The idea of the function w_3_wid is - for what ever reason - to trunkate words which are longer than 15 characters AND containing an html entity (like &nbsp;)

The second function (w_4_wid) truncates the string at word boundaries.

The last one (w_6_wid) combines both functions.
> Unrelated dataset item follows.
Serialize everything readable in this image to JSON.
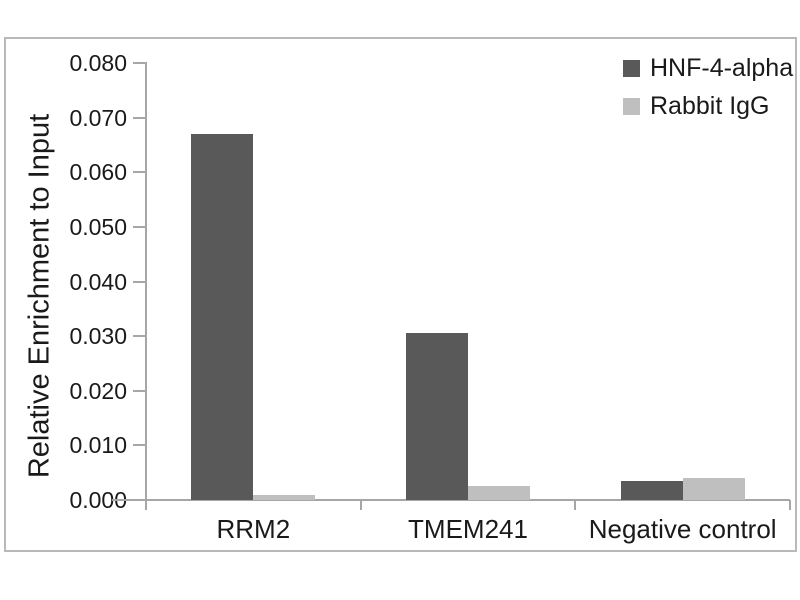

To test these code you can append something like this:

alert(w_6_wid('Lorem ipsum abcdefghijklmnopqu abcdefghijklm&bnsp;nopqu'));

Upvotes: 1

Steve Mayne
Steve Mayne

Reputation: 22808

w_4_wid looks like it tries to truncate a sentence to a maximum width of the second parameter(60).

Upvotes: 0

Aryabhatta
Aryabhatta

Reputation:

Looks like the code is trying to take a sentence and then first truncate long words given a threshold, and then truncate the whole sentence (given another threshold), ending the sentence with "...".

Upvotes: 1

Jim Blackler
Jim Blackler

Reputation: 23169

w_4_wid appears to truncate a block of text to a maximum number of characters, without splitting words, and if the text is truncated to add '...' elipses at the end of the sentence.

w_3_wid seems to do something similar, imposing a maximum number of characters per word.

w_6_wid calls the above two functions in a chain, imposing both constraints on the input text.